Jazz, film, and improvised culture.

Sunday, December 31, 2017

Oscar Qualified: Ethel & Ernest

The parents of beloved British illustrator and children’s book writer Raymond Briggs were the generation before Britain’s “Greatest Generation,” but they went through the same Great Depression and Second World War. They always kept their chins up and a stiff upper lip, but it was almost too much for them to bear when they learned their only son was transferring to art school. Briggs told their deceptively simple, emotionally resonant story in a bestselling graphic novel that Roger Mainwood adapted as the BBC-BFI-produced animated feature Ethel & Ernest (trailer here), which officially qualified for Academy Award consideration.

Ernest Briggs will work as a milkman for thirty-seven years, while Ethel, a former lady’s maid, toils as a clerk, but she chafes at the suggestion they are working class or “common laborers.” She votes Conservative and he supports Labour, but they both generally agree Churchill is the best man for the job during WWII. These were difficult years for the Briggs, because they were forced to send their only son Raymond to live with his kindly spinster aunts in the country, for his own safety. As a volunteer fireman, Briggs also witnesses the horrors of war first-hand and have a few close scrapes of his own. Yet, these sequences are by far the strongest of the film.

Of course, the Briggs continue to carry on, watching Twentieth Century history unfold from the vantage point of their cozy Wimbledon Park home. Churchill will be voted out and then triumphantly return, man will walk on the Moon, and Margaret Thatcher will stand for office. However, they are more concerned about the employment prospects for their slightly wayward artist son and his unruly hair.

E&E is a gentle film that gives voice to characters that are often overlooked in media, falling in between tony dramas like Downton Abbey and grubby melodramas, such as EastEnders. Conservative in temperament, they always maintained decorum—and in Ernest’s case, he was a Labour man who actually worked. Jim Broadbent and Brenda Blethyn are absolutely pitch-perfect as the Briggses. You can always hear in their voices a hopefully optimism tempered by their past disappointments and modest expectations.

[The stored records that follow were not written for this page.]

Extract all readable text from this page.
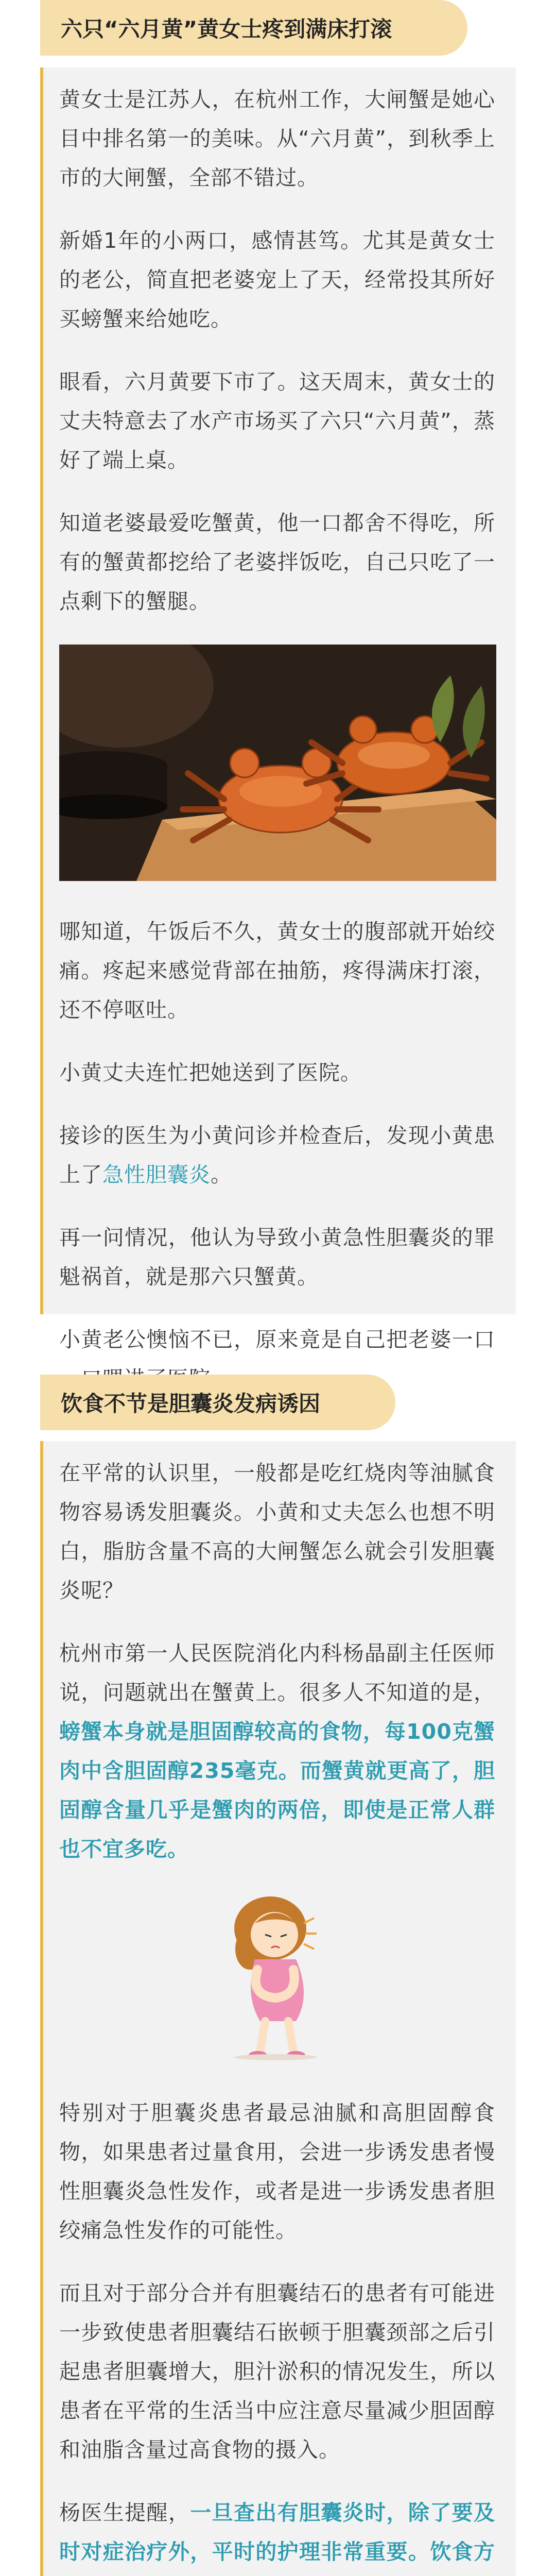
六只“六月黄”黄女士疼到满床打滚

黄女士是江苏人，在杭州工作，大闸蟹是她心目中排名第一的美味。从“六月黄”，到秋季上市的大闸蟹，全部不错过。

新婚1年的小两口，感情甚笃。尤其是黄女士的老公，简直把老婆宠上了天，经常投其所好买螃蟹来给她吃。

眼看，六月黄要下市了。这天周末，黄女士的丈夫特意去了水产市场买了六只“六月黄”，蒸好了端上桌。

知道老婆最爱吃蟹黄，他一口都舍不得吃，所有的蟹黄都挖给了老婆拌饭吃，自己只吃了一点剩下的蟹腿。

哪知道，午饭后不久，黄女士的腹部就开始绞痛。疼起来感觉背部在抽筋，疼得满床打滚，还不停呕吐。

小黄丈夫连忙把她送到了医院。

接诊的医生为小黄问诊并检查后，发现小黄患上了急性胆囊炎。

再一问情况，他认为导致小黄急性胆囊炎的罪魁祸首，就是那六只蟹黄。

小黄老公懊恼不已，原来竟是自己把老婆一口

饮食不节是胆囊炎发病诱因

在平常的认识里，一般都是吃红烧肉等油腻食物容易诱发胆囊炎。小黄和丈夫怎么也想不明白，脂肪含量不高的大闸蟹怎么就会引发胆囊炎呢？

杭州市第一人民医院消化内科杨晶副主任医师说，问题就出在蟹黄上。很多人不知道的是，螃蟹本身就是胆固醇较高的食物，每100克蟹肉中含胆固醇235毫克。而蟹黄就更高了，胆固醇含量几乎是蟹肉的两倍，即使是正常人群也不宜多吃。

特别对于胆囊炎患者最忌油腻和高胆固醇食物，如果患者过量食用，会进一步诱发患者慢性胆囊炎急性发作，或者是进一步诱发患者胆绞痛急性发作的可能性。

而且对于部分合并有胆囊结石的患者有可能进一步致使患者胆囊结石嵌顿于胆囊颈部之后引起患者胆囊增大，胆汁淤积的情况发生，所以患者在平常的生活当中应注意尽量减少胆固醇和油脂含量过高食物的摄入。

杨医生提醒，一旦查出有胆囊炎时，除了要及时对症治疗外，平时的护理非常重要。饮食方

The hand-drawn animation is nostalgic, in a sophisticated way, in keeping with Raymond Briggs’ original illustrations. It is a handsome film, nicely supported by Carl Davis’s pleasant, era-appropriate score. Ethel & Ernest also features “In the Blink of an Eye,” penned and performed by Sir Paul McCartney. Frankly, it is one of his best tunes in years and it hits all the film’s themes square on the nose, so it is rather baffling that it wasn’t submitted for best original song. Seriously, he was one of the Beatles. Remember?

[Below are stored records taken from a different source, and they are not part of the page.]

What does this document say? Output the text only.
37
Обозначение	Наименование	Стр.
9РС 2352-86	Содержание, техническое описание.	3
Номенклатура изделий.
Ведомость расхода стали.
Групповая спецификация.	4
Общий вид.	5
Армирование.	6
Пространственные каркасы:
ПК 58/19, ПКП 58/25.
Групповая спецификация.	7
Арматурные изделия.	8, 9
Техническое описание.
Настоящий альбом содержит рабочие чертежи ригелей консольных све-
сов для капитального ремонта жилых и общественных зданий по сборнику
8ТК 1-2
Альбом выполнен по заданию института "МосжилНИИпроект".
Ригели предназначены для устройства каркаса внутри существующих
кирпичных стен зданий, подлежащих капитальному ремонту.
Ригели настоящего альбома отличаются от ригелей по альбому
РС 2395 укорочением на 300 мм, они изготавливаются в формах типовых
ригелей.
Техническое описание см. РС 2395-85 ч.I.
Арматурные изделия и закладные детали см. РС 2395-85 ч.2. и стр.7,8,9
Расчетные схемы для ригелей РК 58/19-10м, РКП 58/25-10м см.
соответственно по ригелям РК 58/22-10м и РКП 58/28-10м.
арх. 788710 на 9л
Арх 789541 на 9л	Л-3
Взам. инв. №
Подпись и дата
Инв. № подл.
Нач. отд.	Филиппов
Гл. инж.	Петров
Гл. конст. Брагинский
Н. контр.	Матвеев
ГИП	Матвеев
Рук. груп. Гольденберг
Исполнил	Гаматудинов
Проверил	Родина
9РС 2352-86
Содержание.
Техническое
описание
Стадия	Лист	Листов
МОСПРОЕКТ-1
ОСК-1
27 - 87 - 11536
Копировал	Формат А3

Ethel & Ernest is definitely an Oscar longshot, but it is quite a worthy little film. It would actually send a strong statement about the artistic maturity of the animation field if the Academy nominated Loving Vincent, The Breadwinner, Window Horses, A Silent Voice, and Ethel & Ernest. On other hand, maybe they would feel more comfortable just nominating films from Disney, the longtime employer of Harvey Weinstein, and Pixar, co-founded by John Lasseter. Hey, whatever works for them. The point is there are some exceptionally strong independent animated features in contention this year. Ethel & Ernest makes the field even stronger. Highly recommended, Ethel & Ernest is fully Oscar qualified, for your consideration.